C'est une ville dans la ville, plus grande à elle seule que la principauté de Monaco, mais aussi que les 2ème et 3ème arrondissements de Paris réunis ! Au total, 234 hectares avec des noms de rue qui fleurent bon la nourriture : rue de de l'Aubrac, de la Bresse, du Gers, etc. À Rungis, plus grand marché de France, il faut se lever dès potron minet pour rencontrer les premiers vendeurs et acheteurs qui arrivent dès 1h30 du matin.

Des secteurs en crise. Mais dans les allées, le cinquantième anniversaire du "marché international" de Rungis n’est pas toujours prétexte à la réjouissance.

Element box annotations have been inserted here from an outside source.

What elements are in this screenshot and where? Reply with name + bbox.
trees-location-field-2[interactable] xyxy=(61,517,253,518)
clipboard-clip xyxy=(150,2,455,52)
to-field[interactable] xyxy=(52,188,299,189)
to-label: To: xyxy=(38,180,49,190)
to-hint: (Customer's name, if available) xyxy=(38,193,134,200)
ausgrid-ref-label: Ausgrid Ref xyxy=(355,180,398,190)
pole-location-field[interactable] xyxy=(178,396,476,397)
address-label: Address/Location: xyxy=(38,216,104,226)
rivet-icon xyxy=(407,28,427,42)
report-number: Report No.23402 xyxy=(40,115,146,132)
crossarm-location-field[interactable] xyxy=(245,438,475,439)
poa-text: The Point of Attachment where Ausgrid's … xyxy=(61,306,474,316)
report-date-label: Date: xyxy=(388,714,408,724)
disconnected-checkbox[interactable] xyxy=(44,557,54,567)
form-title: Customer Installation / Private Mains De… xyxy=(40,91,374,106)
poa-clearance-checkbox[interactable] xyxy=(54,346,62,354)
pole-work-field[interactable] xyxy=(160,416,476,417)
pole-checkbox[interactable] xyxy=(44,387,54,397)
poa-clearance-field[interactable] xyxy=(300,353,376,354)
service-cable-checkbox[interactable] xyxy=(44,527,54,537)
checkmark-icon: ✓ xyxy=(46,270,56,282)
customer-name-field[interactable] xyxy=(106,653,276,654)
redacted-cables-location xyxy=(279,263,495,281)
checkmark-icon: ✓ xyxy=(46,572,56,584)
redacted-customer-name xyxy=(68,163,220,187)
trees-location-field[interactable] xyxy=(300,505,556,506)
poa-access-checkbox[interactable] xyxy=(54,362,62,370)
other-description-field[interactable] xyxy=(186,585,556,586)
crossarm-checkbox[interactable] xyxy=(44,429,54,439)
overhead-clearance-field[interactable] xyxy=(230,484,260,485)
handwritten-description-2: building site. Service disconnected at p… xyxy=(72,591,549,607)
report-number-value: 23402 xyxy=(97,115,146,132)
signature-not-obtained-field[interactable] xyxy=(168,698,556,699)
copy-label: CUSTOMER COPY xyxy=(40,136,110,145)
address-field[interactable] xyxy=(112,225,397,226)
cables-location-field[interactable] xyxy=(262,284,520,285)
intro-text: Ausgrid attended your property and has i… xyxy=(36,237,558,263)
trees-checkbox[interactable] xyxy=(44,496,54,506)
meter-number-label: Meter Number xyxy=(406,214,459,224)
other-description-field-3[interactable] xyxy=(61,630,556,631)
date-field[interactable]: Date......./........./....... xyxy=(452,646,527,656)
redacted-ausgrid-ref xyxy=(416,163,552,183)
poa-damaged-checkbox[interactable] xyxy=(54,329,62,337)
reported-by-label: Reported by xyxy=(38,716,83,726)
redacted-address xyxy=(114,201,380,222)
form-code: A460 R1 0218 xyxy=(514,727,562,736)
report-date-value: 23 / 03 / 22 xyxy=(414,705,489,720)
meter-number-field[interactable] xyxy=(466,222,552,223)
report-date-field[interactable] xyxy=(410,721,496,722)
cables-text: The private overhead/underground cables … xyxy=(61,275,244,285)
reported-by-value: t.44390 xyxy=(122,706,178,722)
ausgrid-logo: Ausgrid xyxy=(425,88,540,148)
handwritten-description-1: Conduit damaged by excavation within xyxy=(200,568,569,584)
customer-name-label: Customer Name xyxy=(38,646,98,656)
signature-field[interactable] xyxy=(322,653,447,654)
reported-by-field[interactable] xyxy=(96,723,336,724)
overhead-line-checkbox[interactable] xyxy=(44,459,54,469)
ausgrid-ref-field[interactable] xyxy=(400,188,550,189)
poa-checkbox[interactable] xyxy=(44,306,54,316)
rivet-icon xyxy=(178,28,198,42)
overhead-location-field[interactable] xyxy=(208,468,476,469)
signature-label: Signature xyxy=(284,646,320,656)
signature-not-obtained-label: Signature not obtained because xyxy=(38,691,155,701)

Au pavillon de la viande, par exemple, les grossistes ressentent la baisse de la consommation, comme Jean-Michel, qui exerce ce métier depuis près de 40 ans. "On est obligé de s’adapter à ce que les gens mangent. Beaucoup de personnes mangent de la volaille parce que la viande devient cher", explique-t-il. "J’ai connu le haut, maintenant on connait le bas. À l’époque, on avait deux pavillons de viande, maintenant on n'en a plus qu’un seul et on a du mal à le remplir." Même chose au pavillon de la marée, où les ventes de poissons sont en baisse.

À l’inverse, certains secteurs se portent bien : les fromages, avec une progression de 8%, et les fruits et légumes en hausse de 3%. Ils représentent d'ailleurs 70% des arrivages de produits alimentaires à Rungis. Dans ce pavillon, c'est une explosion de couleurs et d'odeurs avec des fruits et légumes français, mais aussi du monde entier. On y trouve en ce moment des pêches en provenance d'Australie.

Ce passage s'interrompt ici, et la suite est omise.